Indeed, Apple seem to choose prices based on aesthetics of the number rather than any connection to the priciest cost. Even when they reduce prices they always land on X99. Cunningly in the US the price is a rounded number before tax, and in the UK it's a rounded number after tax. They aren't the only ones obviously, but this makes it clear that reduction at manufacture won't necessarily change retail. But as I said above, they do reduce prices all the time, no idea why I was downvoted, it's a fairly straightforward fact to verify. Presumably someone who thinks Apple is still overpriced, but I fail to see why I should be held responsible for that!
This post has been deleted by its author
Another example of an evil corporation trying to screw over their workers. Foxconn in China pays it's workers dirt level wages. In a previous article, Apple, one of the most profitable corporations in world history, only pays $8 in direct wages to make an Iphone so don't expect Iphone prices to drop any great amount! They are using free trade agreements to find the country that has the lowest wages and a work force willing to work under slave labor conditions. The 1920's all over again.
Apple pay Foxconn to build their stuff. Last time I checked, Apple did not own Foxconn. These are Foxconn's employees, not Apple's. Apple aren't even Foxconn's biggest client.

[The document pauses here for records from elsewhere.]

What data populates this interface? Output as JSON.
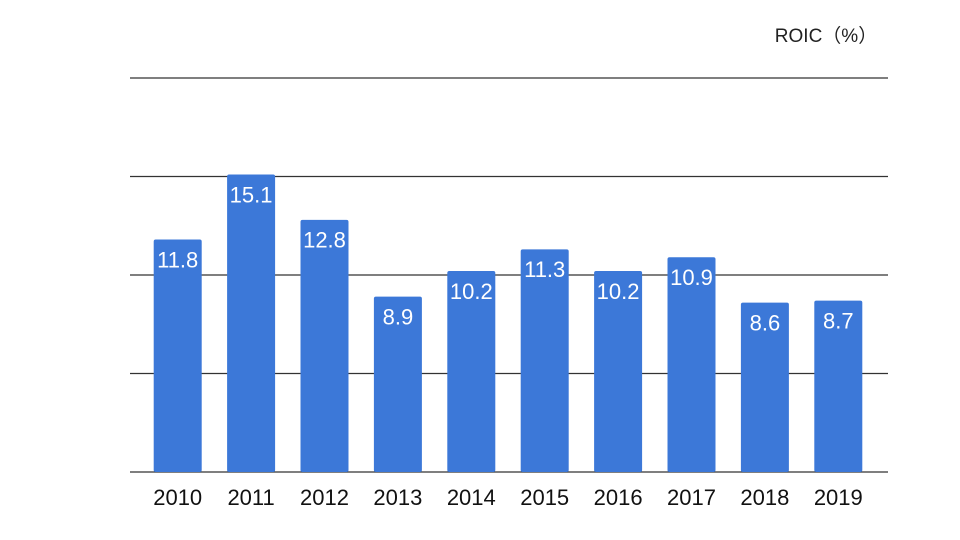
{
  "chart_data": {
    "type": "bar",
    "title": "ROIC（%）",
    "categories": [
      "2010",
      "2011",
      "2012",
      "2013",
      "2014",
      "2015",
      "2016",
      "2017",
      "2018",
      "2019"
    ],
    "values": [
      11.8,
      15.1,
      12.8,
      8.9,
      10.2,
      11.3,
      10.2,
      10.9,
      8.6,
      8.7
    ],
    "color": "#3c78d8",
    "ylim": [
      0,
      20
    ],
    "yticks": [
      0,
      5,
      10,
      15,
      20
    ],
    "grid": true
  }
}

Also, the value of wages needs to be considered in context: 8 bucks might barely cover two coffees in the US, but it goes much, much further in China. That's why Foxconn and Quanta have no shortage of willing workers queuing up to work for them.
This is a pattern that has repeated itself a number of times in recent history. Even the UK went through this phase.
Literally a few million American prison inmates, a large percentage of whom are "employed" as Prison Industry workers. Most are making office furniture for government contractors. Just one of the perks of the increasingly privatized US prison industry.
But then again, it would be a lousy public relations hit for Apple. Nobody cares about offshore economic slavery, but when it's Uncle Fester in a California prison ... that hits a little too close to home.
Prisons R Us will just promote their cheap labor service as "job training" for inmates, giving them skills so they can land jobs upon release. Not, of course, that they're likely to be released to a Chinese or Indian sweatshop location, but no plan is perfect.
If Apple offered for sale globally products manufactured by prison labour they would be in breach of the Geneva conventions. I nearly got caught once on a big contract purchasing a pharmaceutical intermediate from China - we did a last minute site quality audit and found the manufacturing site was actually an army-run prison labour camp. If we'd carried on with the contract we'd have got instant go-to-jail cards
A bit ambiguous.
Apple have dramatically lowered prices already. They already buy mid range parts at ultra low cost. It is only a few bits they make themselves, such as the CPU that is considered high end.
The ambiguity there is in who benefits. It is certainly not the consumer. It is about sky high profit margins.